Saat ditanya soal kasus MONAS, Kapolri BHD menjawab bahwa sudah ada lima polisi, yang diperiksa secara intensif dalam kasus Monas.
“Kelimanya, diduga terkait atas penyimpangan penyidikan dan pemberkasan kasus Monas,” kata Kapolri.
Lim Piek Kiong alias Monas, 48, adalah bandar narkoba yang ditangkap di Apartemen Mal Taman Anggrek, Jakarta Barat, pada 21 November 2007. Saat penangkapan, disita barang bukti 490.802 butir pil ekstasi bernilai Rp49,08 miliar. Sebenarnya ia memiliki satu juta pil ekstasi, tapi 509.198 butir telah terjual.
Namun, berita acara pemeriksaan (BAP) Monas tidak pernah ada. BAP yang diserahkan kepada kejaksaan adalah pemakaian sabu di Apartemen Mal Taman Anggrek dengan barang bukti 1,5 gram. Monas kemudian divonis 1 tahun pada 5 Juni 2008 dan telah bebas.
*****
Kelima orang penyidik itu akhirnya memang telah diberhentikan terkait BAP yang dinilai meringankan hukuman Monas. Lalu bagaimana dengan para perwira tinggi yang patut dapat diduga terlibat sebagai beking dari bandar narkoba Monas ?

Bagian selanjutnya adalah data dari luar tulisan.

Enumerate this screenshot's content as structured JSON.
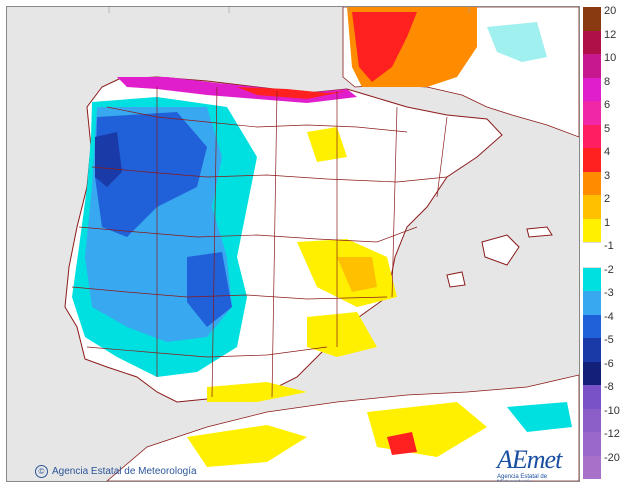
{
  "credit": "Agencia Estatal de Meteorología",
  "logo": {
    "word": "AEmet",
    "subtitle": "Agencia Estatal de Meteorología"
  },
  "legend": {
    "labels": [
      "20",
      "12",
      "10",
      "8",
      "6",
      "5",
      "4",
      "3",
      "2",
      "1",
      "-1",
      "-2",
      "-3",
      "-4",
      "-5",
      "-6",
      "-8",
      "-10",
      "-12",
      "-20"
    ],
    "colors": [
      "#8a3a10",
      "#b01048",
      "#c81890",
      "#e01ecc",
      "#f028a8",
      "#ff1f60",
      "#ff2020",
      "#ff8c00",
      "#ffc000",
      "#fff000",
      "#ffffff",
      "#00e0e0",
      "#38a8f0",
      "#2060d8",
      "#1a3aa8",
      "#12207a",
      "#7a52c8",
      "#8c5ec8",
      "#9a68c8",
      "#a870c8"
    ]
  }
}
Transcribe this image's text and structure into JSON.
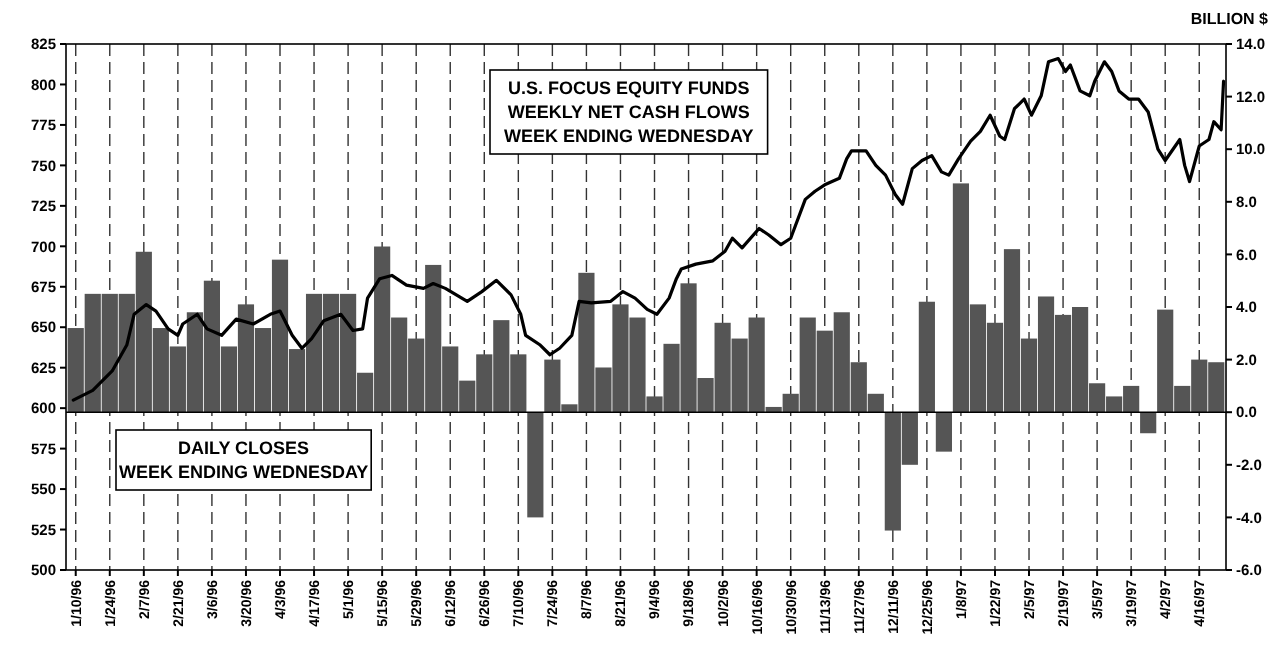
{
  "chart_data": {
    "type": "bar",
    "y2label": "BILLION $",
    "xlim": [
      "1996-01-06",
      "1997-04-27"
    ],
    "xticks": [
      {
        "value": "1996-01-10",
        "label": "1/10/96"
      },
      {
        "value": "1996-01-24",
        "label": "1/24/96"
      },
      {
        "value": "1996-02-07",
        "label": "2/7/96"
      },
      {
        "value": "1996-02-21",
        "label": "2/21/96"
      },
      {
        "value": "1996-03-06",
        "label": "3/6/96"
      },
      {
        "value": "1996-03-20",
        "label": "3/20/96"
      },
      {
        "value": "1996-04-03",
        "label": "4/3/96"
      },
      {
        "value": "1996-04-17",
        "label": "4/17/96"
      },
      {
        "value": "1996-05-01",
        "label": "5/1/96"
      },
      {
        "value": "1996-05-15",
        "label": "5/15/96"
      },
      {
        "value": "1996-05-29",
        "label": "5/29/96"
      },
      {
        "value": "1996-06-12",
        "label": "6/12/96"
      },
      {
        "value": "1996-06-26",
        "label": "6/26/96"
      },
      {
        "value": "1996-07-10",
        "label": "7/10/96"
      },
      {
        "value": "1996-07-24",
        "label": "7/24/96"
      },
      {
        "value": "1996-08-07",
        "label": "8/7/96"
      },
      {
        "value": "1996-08-21",
        "label": "8/21/96"
      },
      {
        "value": "1996-09-04",
        "label": "9/4/96"
      },
      {
        "value": "1996-09-18",
        "label": "9/18/96"
      },
      {
        "value": "1996-10-02",
        "label": "10/2/96"
      },
      {
        "value": "1996-10-16",
        "label": "10/16/96"
      },
      {
        "value": "1996-10-30",
        "label": "10/30/96"
      },
      {
        "value": "1996-11-13",
        "label": "11/13/96"
      },
      {
        "value": "1996-11-27",
        "label": "11/27/96"
      },
      {
        "value": "1996-12-11",
        "label": "12/11/96"
      },
      {
        "value": "1996-12-25",
        "label": "12/25/96"
      },
      {
        "value": "1997-01-08",
        "label": "1/8/97"
      },
      {
        "value": "1997-01-22",
        "label": "1/22/97"
      },
      {
        "value": "1997-02-05",
        "label": "2/5/97"
      },
      {
        "value": "1997-02-19",
        "label": "2/19/97"
      },
      {
        "value": "1997-03-05",
        "label": "3/5/97"
      },
      {
        "value": "1997-03-19",
        "label": "3/19/97"
      },
      {
        "value": "1997-04-02",
        "label": "4/2/97"
      },
      {
        "value": "1997-04-16",
        "label": "4/16/97"
      }
    ],
    "ylim": [
      500,
      825
    ],
    "yticks": [
      500,
      525,
      550,
      575,
      600,
      625,
      650,
      675,
      700,
      725,
      750,
      775,
      800,
      825
    ],
    "y2lim": [
      -6,
      14
    ],
    "y2ticks": [
      {
        "value": -6,
        "label": "-6.0"
      },
      {
        "value": -4,
        "label": "-4.0"
      },
      {
        "value": -2,
        "label": "-2.0"
      },
      {
        "value": 0,
        "label": "0.0"
      },
      {
        "value": 2,
        "label": "2.0"
      },
      {
        "value": 4,
        "label": "4.0"
      },
      {
        "value": 6,
        "label": "6.0"
      },
      {
        "value": 8,
        "label": "8.0"
      },
      {
        "value": 10,
        "label": "10.0"
      },
      {
        "value": 12,
        "label": "12.0"
      },
      {
        "value": 14,
        "label": "14.0"
      }
    ],
    "grid": "x",
    "annotations": [
      "U.S. FOCUS EQUITY FUNDS\nWEEKLY NET CASH FLOWS\nWEEK ENDING WEDNESDAY",
      "DAILY CLOSES\nWEEK ENDING WEDNESDAY"
    ],
    "series": [
      {
        "axis": "y2",
        "color": "#555555",
        "x": [
          "1996-01-10",
          "1996-01-17",
          "1996-01-24",
          "1996-01-31",
          "1996-02-07",
          "1996-02-14",
          "1996-02-21",
          "1996-02-28",
          "1996-03-06",
          "1996-03-13",
          "1996-03-20",
          "1996-03-27",
          "1996-04-03",
          "1996-04-10",
          "1996-04-17",
          "1996-04-24",
          "1996-05-01",
          "1996-05-08",
          "1996-05-15",
          "1996-05-22",
          "1996-05-29",
          "1996-06-05",
          "1996-06-12",
          "1996-06-19",
          "1996-06-26",
          "1996-07-03",
          "1996-07-10",
          "1996-07-17",
          "1996-07-24",
          "1996-07-31",
          "1996-08-07",
          "1996-08-14",
          "1996-08-21",
          "1996-08-28",
          "1996-09-04",
          "1996-09-11",
          "1996-09-18",
          "1996-09-25",
          "1996-10-02",
          "1996-10-09",
          "1996-10-16",
          "1996-10-23",
          "1996-10-30",
          "1996-11-06",
          "1996-11-13",
          "1996-11-20",
          "1996-11-27",
          "1996-12-04",
          "1996-12-11",
          "1996-12-18",
          "1996-12-25",
          "1997-01-01",
          "1997-01-08",
          "1997-01-15",
          "1997-01-22",
          "1997-01-29",
          "1997-02-05",
          "1997-02-12",
          "1997-02-19",
          "1997-02-26",
          "1997-03-05",
          "1997-03-12",
          "1997-03-19",
          "1997-03-26",
          "1997-04-02",
          "1997-04-09",
          "1997-04-16",
          "1997-04-23"
        ],
        "values": [
          3.2,
          4.5,
          4.5,
          4.5,
          6.1,
          3.2,
          2.5,
          3.8,
          5.0,
          2.5,
          4.1,
          3.2,
          5.8,
          2.4,
          4.5,
          4.5,
          4.5,
          1.5,
          6.3,
          3.6,
          2.8,
          5.6,
          2.5,
          1.2,
          2.2,
          3.5,
          2.2,
          -4.0,
          2.0,
          0.3,
          5.3,
          1.7,
          4.1,
          3.6,
          0.6,
          2.6,
          4.9,
          1.3,
          3.4,
          2.8,
          3.6,
          0.2,
          0.7,
          3.6,
          3.1,
          3.8,
          1.9,
          0.7,
          -4.5,
          -2.0,
          4.2,
          -1.5,
          8.7,
          4.1,
          3.4,
          6.2,
          2.8,
          4.4,
          3.7,
          4.0,
          1.1,
          0.6,
          1.0,
          -0.8,
          3.9,
          1.0,
          2.0,
          1.9
        ]
      },
      {
        "type": "line",
        "color": "#000000",
        "x": [
          "1996-01-09",
          "1996-01-17",
          "1996-01-25",
          "1996-01-31",
          "1996-02-03",
          "1996-02-08",
          "1996-02-12",
          "1996-02-17",
          "1996-02-21",
          "1996-02-23",
          "1996-02-29",
          "1996-03-04",
          "1996-03-10",
          "1996-03-16",
          "1996-03-23",
          "1996-03-30",
          "1996-04-03",
          "1996-04-08",
          "1996-04-12",
          "1996-04-16",
          "1996-04-21",
          "1996-04-28",
          "1996-05-03",
          "1996-05-07",
          "1996-05-09",
          "1996-05-14",
          "1996-05-19",
          "1996-05-25",
          "1996-06-01",
          "1996-06-05",
          "1996-06-10",
          "1996-06-19",
          "1996-06-25",
          "1996-07-01",
          "1996-07-07",
          "1996-07-11",
          "1996-07-13",
          "1996-07-19",
          "1996-07-23",
          "1996-07-27",
          "1996-08-01",
          "1996-08-04",
          "1996-08-09",
          "1996-08-17",
          "1996-08-22",
          "1996-08-27",
          "1996-09-01",
          "1996-09-05",
          "1996-09-10",
          "1996-09-13",
          "1996-09-15",
          "1996-09-21",
          "1996-09-28",
          "1996-10-03",
          "1996-10-06",
          "1996-10-10",
          "1996-10-17",
          "1996-10-21",
          "1996-10-26",
          "1996-10-30",
          "1996-11-05",
          "1996-11-09",
          "1996-11-13",
          "1996-11-19",
          "1996-11-22",
          "1996-11-24",
          "1996-11-30",
          "1996-12-04",
          "1996-12-08",
          "1996-12-12",
          "1996-12-15",
          "1996-12-19",
          "1996-12-23",
          "1996-12-27",
          "1996-12-31",
          "1997-01-03",
          "1997-01-07",
          "1997-01-12",
          "1997-01-16",
          "1997-01-20",
          "1997-01-24",
          "1997-01-26",
          "1997-01-30",
          "1997-02-03",
          "1997-02-06",
          "1997-02-10",
          "1997-02-13",
          "1997-02-17",
          "1997-02-20",
          "1997-02-22",
          "1997-02-26",
          "1997-03-02",
          "1997-03-04",
          "1997-03-08",
          "1997-03-11",
          "1997-03-14",
          "1997-03-18",
          "1997-03-22",
          "1997-03-26",
          "1997-03-30",
          "1997-04-02",
          "1997-04-08",
          "1997-04-10",
          "1997-04-12",
          "1997-04-16",
          "1997-04-20",
          "1997-04-22",
          "1997-04-25",
          "1997-04-26"
        ],
        "values": [
          605,
          611,
          623,
          639,
          658,
          664,
          660,
          649,
          645,
          652,
          658,
          649,
          645,
          655,
          652,
          658,
          660,
          645,
          637,
          643,
          654,
          658,
          648,
          649,
          668,
          680,
          682,
          676,
          674,
          677,
          674,
          666,
          672,
          679,
          670,
          658,
          645,
          639,
          633,
          637,
          645,
          666,
          665,
          666,
          672,
          668,
          661,
          658,
          668,
          680,
          686,
          689,
          691,
          697,
          705,
          699,
          711,
          707,
          701,
          705,
          729,
          734,
          738,
          742,
          754,
          759,
          759,
          750,
          744,
          732,
          726,
          748,
          753,
          756,
          746,
          744,
          754,
          765,
          771,
          781,
          768,
          766,
          785,
          791,
          781,
          793,
          814,
          816,
          808,
          812,
          796,
          793,
          802,
          814,
          808,
          796,
          791,
          791,
          783,
          760,
          753,
          766,
          750,
          740,
          762,
          766,
          777,
          772,
          802
        ]
      }
    ]
  }
}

Bayangkan, bandar kelas kakap yang lebih patut disebut sebagai MAFIA ini, sudah untuk yang ketiga kalinya diloloskan dari jerat hukum. Patutkah dapat diduga, Kapolri BHD takut menangani kasus ini karena melibatkan sejumlah perwira tinggi.
Bahkan, patut dapat diduga, beking tertinggi dari bandar narkoba MONAS ini berpangkat KOMISARIS JENDERAL.
Patut dapat diduga juga, biaya renovasi gedung Direktorat Narkoba sebuah Polda berasal dari sumbangan pasangan Liem Piek Kiong alias MONAS dan isterinya Cece beberapa tahun silam yaitu saat keduanya diloloskan dari jerat hukum untuk yang kedua kalinya.
Ini bukan kasus narkoba biasa. Ini sebuah kasus yang sangat memalukan. Kami lebih cenderung menggunakan istilah skandal hukum yang paling memalukan. Presiden Susilo Bambang Yudhoyono dan Wakil Presiden Jusuf Kalla, boleh merenungkan dalam-dalam bagaimana nasib dan masa depan Indonesia jika POLRI bersikap mendua dalam menangani kejahatan narkoba.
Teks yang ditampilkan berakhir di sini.